Center for Systems and Synthetic Biology, Institute for Cellular and Molecular Biology, University of Texas at Austin, Austin, Texas, USA.
PLoS Biol. 2012;10(8):e1001379. doi: 10.1371/journal.pbio.1001379. Epub 2012 Aug 21.
Studies in diverse organisms have revealed a surprising depth to the evolutionary conservation of genetic modules. For example, a systematic analysis of such conserved modules has recently shown that genes in yeast that maintain cell walls have been repurposed in vertebrates to regulate vein and artery growth. We reasoned that by analyzing this particular module, we might identify small molecules targeting the yeast pathway that also act as angiogenesis inhibitors suitable for chemotherapy. This insight led to the finding that thiabendazole, an orally available antifungal drug in clinical use for 40 years, also potently inhibits angiogenesis in animal models and in human cells. Moreover, in vivo time-lapse imaging revealed that thiabendazole reversibly disassembles newly established blood vessels, marking it as vascular disrupting agent (VDA) and thus as a potential complementary therapeutic for use in combination with current anti-angiogenic therapies. Importantly, we also show that thiabendazole slows tumor growth and decreases vascular density in preclinical fibrosarcoma xenografts. Thus, an exploration of the evolutionary repurposing of gene networks has led directly to the identification of a potential new therapeutic application for an inexpensive drug that is already approved for clinical use in humans.

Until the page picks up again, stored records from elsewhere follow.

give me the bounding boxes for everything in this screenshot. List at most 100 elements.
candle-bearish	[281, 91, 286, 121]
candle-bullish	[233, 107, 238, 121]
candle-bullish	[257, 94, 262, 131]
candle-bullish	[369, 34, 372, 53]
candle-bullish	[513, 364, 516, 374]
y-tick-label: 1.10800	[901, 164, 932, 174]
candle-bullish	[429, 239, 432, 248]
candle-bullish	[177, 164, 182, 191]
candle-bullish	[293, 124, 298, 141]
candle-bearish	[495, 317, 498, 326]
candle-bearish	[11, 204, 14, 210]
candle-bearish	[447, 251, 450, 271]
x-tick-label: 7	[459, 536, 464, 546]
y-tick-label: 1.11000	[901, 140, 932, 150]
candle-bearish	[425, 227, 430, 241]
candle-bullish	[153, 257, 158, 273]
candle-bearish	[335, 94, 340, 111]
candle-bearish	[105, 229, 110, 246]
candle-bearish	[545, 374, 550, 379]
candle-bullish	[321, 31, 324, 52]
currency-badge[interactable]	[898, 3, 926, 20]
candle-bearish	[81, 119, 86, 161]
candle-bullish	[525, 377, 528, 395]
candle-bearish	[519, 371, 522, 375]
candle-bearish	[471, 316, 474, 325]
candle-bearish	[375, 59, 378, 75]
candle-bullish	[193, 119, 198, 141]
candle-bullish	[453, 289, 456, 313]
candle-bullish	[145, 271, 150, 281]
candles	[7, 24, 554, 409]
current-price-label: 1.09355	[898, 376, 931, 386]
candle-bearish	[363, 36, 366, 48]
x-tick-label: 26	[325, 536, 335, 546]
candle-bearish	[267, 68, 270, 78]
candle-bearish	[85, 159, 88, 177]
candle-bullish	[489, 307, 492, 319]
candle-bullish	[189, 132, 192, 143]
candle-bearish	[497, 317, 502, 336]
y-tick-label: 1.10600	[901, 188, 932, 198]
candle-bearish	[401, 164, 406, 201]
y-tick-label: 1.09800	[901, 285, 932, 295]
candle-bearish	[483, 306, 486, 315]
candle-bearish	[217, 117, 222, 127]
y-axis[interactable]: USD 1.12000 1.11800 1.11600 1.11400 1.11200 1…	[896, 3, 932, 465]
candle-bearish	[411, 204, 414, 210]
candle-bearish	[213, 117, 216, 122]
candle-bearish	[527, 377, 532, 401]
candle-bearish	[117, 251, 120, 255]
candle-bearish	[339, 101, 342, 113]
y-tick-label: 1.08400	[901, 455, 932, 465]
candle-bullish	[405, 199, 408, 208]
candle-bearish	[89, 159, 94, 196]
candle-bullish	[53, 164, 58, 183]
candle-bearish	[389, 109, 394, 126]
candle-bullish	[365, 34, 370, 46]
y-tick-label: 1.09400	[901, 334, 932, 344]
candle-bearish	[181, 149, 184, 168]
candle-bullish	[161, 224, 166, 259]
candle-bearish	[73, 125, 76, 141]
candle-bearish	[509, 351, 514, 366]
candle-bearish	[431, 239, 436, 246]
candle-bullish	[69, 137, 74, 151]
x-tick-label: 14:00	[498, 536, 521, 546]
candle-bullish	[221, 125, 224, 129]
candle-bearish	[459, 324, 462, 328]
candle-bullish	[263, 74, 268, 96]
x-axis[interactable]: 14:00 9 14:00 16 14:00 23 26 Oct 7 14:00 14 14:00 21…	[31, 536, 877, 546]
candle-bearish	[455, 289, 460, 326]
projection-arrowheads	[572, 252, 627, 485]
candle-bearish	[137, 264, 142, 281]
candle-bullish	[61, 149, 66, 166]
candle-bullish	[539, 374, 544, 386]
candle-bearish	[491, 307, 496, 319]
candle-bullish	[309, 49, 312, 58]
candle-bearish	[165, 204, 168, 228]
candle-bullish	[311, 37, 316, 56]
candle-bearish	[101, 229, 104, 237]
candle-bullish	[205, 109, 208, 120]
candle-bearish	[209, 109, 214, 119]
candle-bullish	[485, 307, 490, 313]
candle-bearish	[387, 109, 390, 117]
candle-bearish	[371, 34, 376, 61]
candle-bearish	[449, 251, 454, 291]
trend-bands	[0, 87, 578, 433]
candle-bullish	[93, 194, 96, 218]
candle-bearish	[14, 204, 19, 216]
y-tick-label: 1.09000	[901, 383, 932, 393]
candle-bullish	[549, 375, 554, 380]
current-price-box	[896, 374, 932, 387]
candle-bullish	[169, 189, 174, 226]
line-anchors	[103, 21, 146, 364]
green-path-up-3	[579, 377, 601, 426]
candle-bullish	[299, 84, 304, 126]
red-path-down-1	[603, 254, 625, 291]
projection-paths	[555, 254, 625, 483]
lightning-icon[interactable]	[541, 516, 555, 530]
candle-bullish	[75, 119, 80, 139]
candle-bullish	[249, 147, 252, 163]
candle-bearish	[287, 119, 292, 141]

对不同生物的研究揭示了遗传模块在进化上的惊人保守性。例如,最近对这种保守模块的系统分析表明,维持细胞壁的酵母基因已在脊椎动物中被重新用于调节静脉和动脉的生长。我们推断,通过分析这个特定的模块,我们可能会发现针对酵母途径的小分子,这些小分子也可以作为适用于化疗的血管生成抑制剂。这一见解导致了噻苯达唑的发现,这是一种临床上已使用 40 年的口服抗真菌药物,它也能在动物模型和人类细胞中强烈抑制血管生成。此外,体内延时成像显示,噻苯达唑可逆地分解新形成的血管,这标志着它是一种血管破坏剂(VDA),因此可能是一种潜在的互补治疗方法,可与当前的抗血管生成治疗联合使用。重要的是,我们还表明,噻苯达唑可减缓临床前纤维肉瘤异种移植瘤的肿瘤生长并降低血管密度。因此,对基因网络的进化再利用的探索直接导致了一种廉价药物的潜在新治疗应用的确定,这种药物已经在人类中获得临床批准。